In a country where a multitude of workers benefit from meager unemployment benefits, where pensions depend in part on the financial markets and where the savings rate is very low, the economic recession following the spread of the virus risks precipitating poverty into millions of people.
– "Essential" –
The plan, which has yet to obtain the approval of the House of Representatives with a democratic majority, "is in itself essential to avoid a deeper crisis than what we are currently experiencing", reacted Gregory Daco, chief economist at Oxford Economics.
Because, he says, the immediate challenge is to "avoid a total collapse" of small and medium-sized businesses which now provide more than half of the jobs in the United States.
"For the moment it's enough," opines Alan Stuart Blinder, professor of economics at Princeton University even if given the emergency adoption of a plan of unprecedented scale – more than 2,000 billion dollars and 6,000 billion if we include aid from the Central Bank – "there are bound to be mistakes and omissions".
For the economist, a former adviser under the presidency of Bill Clinton, this plan will act "much more as a stabilizer or even a tourniquet" than as an economic stimulus.
In other words, it will stop the bleeding when more than three million people went to work unemployed last week, unheard of.
Gregory Daco notes in particular the approval of an envelope of 350 billion dollars for interest-free loans intended for small and medium-sized businesses as well as the access to unemployment insurance for a period of four months.
– "Terribly inadequate" –
"I think we will need more incentive in the future," said Alan Blinder, however, while "this horror will highlight something we have always known: the American social safety net is woefully inadequate."
For his part, facing markets in turmoil struggling to be reassured, the President of the American Central Bank Jerome Powell promised Thursday that the institution would continue to lend money "aggressively" to stem the economic impact.
The long-term challenge is to preserve jobs.
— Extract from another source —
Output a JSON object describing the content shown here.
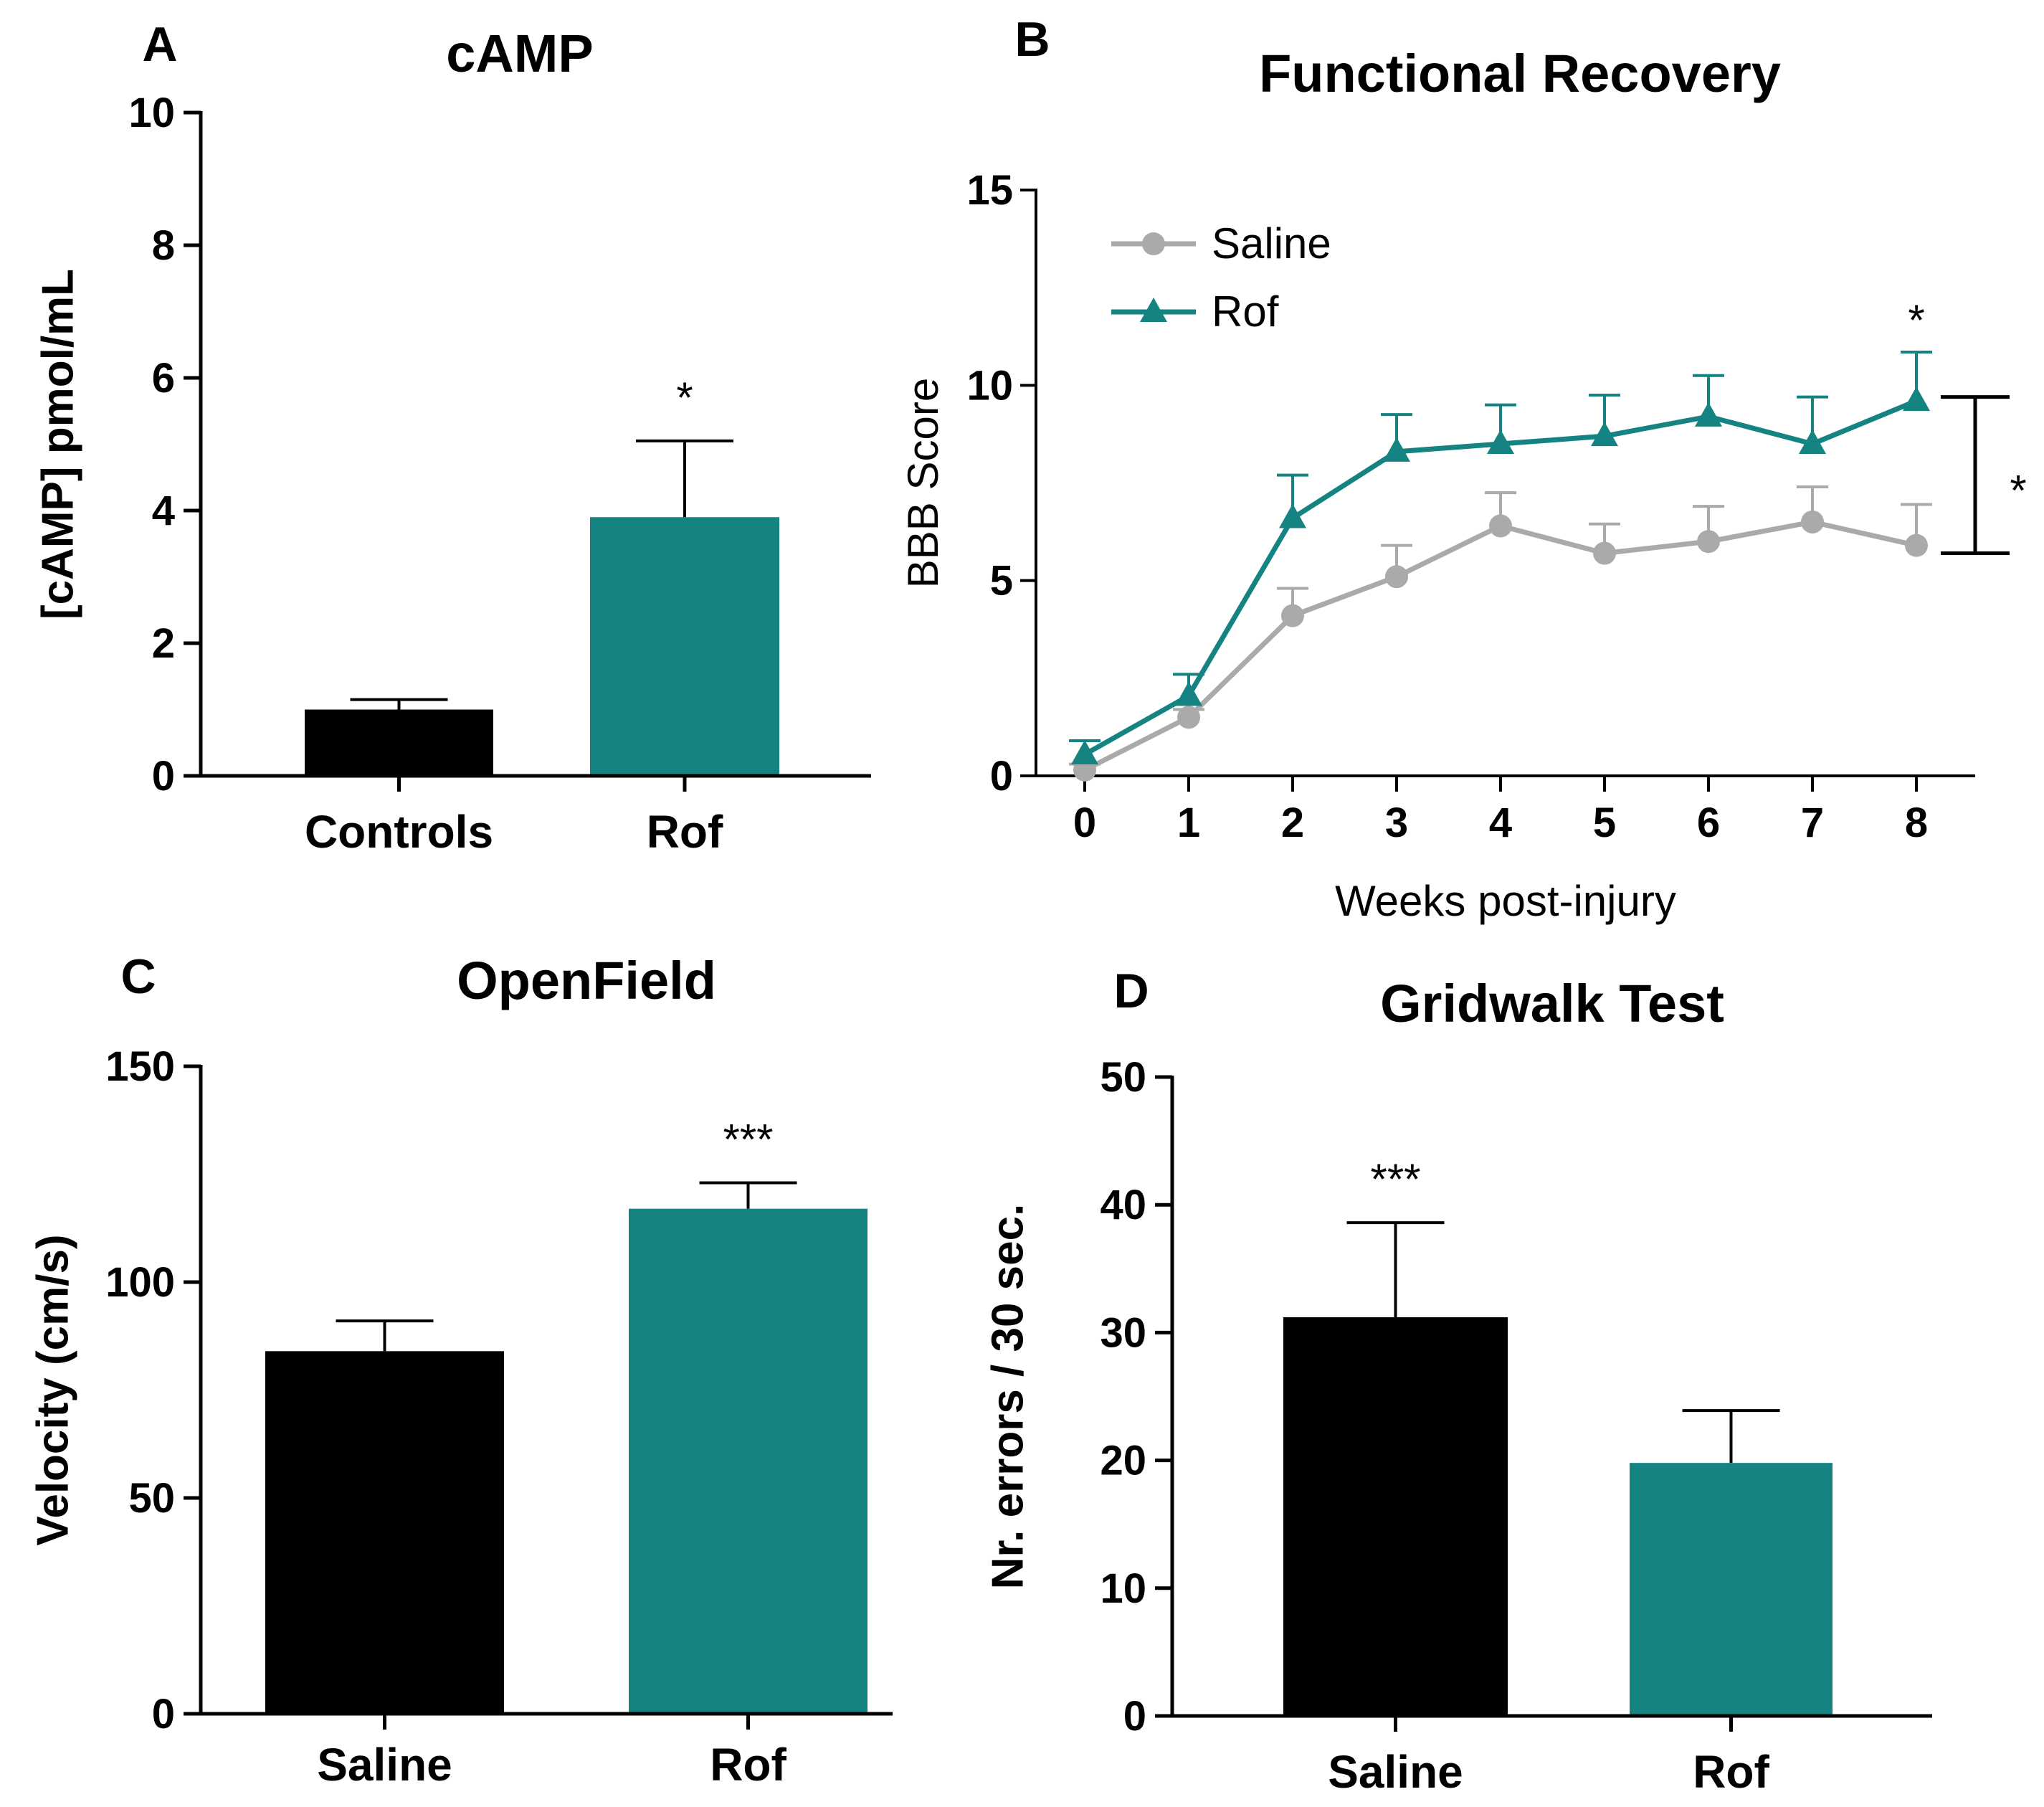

But for small businesses, loans might not be enough, says Rosemary Taylor, a professor at Tufts University.
"Faced with deep economic uncertainty, many small businesses and businesses may hesitate to take on more debt," she said. "There is a real danger that this epidemic will decimate the main streets of America."
In the absence of social shock absorbers and faced with the specter of a deep recession in the run-up to the presidential elections, Donald Trump did not hide his impatience on Tuesday, hammering out that he wanted to get everyone back to work from here mid-April.
For the time being, more than half of the American population is now confined to their homes to stem the epidemic which has infected nearly 69,210 people and left 1,046 dead, according to the latest report from Johns Hopkins University.
This remedy could have more serious consequences than the virus itself, says the Republican president.
"Not only is it false, but it is also dangerous both for public health – which is obvious – and for the economy," said Alan Blinder.
– Risk of lasting depression –
If there were to be a second wave of infection due to the premature lifting of containment measures, the economic depression would be long-lived this time, warns the economist.
"Everyone would like to go back to work but we cannot revive the economy until the virus is overcome" and as long as people are afraid, insists Gregory Daco.
For Barry Glassner, a retired American sociologist and author of a book entitled "The Culture of Fear", we will have to be pragmatic.
"At some point, schools, parks and businesses will have to reopen," he said. "What we should be discussing is not when to reopen – this is a decision for public health experts – but what rational plan can we put in place to open earlier (…) with relatively little risks and many benefits? "
He observes that closing schools harms many children and can even contribute to the spread of the virus when children are looked after by their grandparents.
On the business side, the smallest can never reopen if they have to stay closed for months.
"So why not authorize the opening of those who can practice social distancing?", He asks.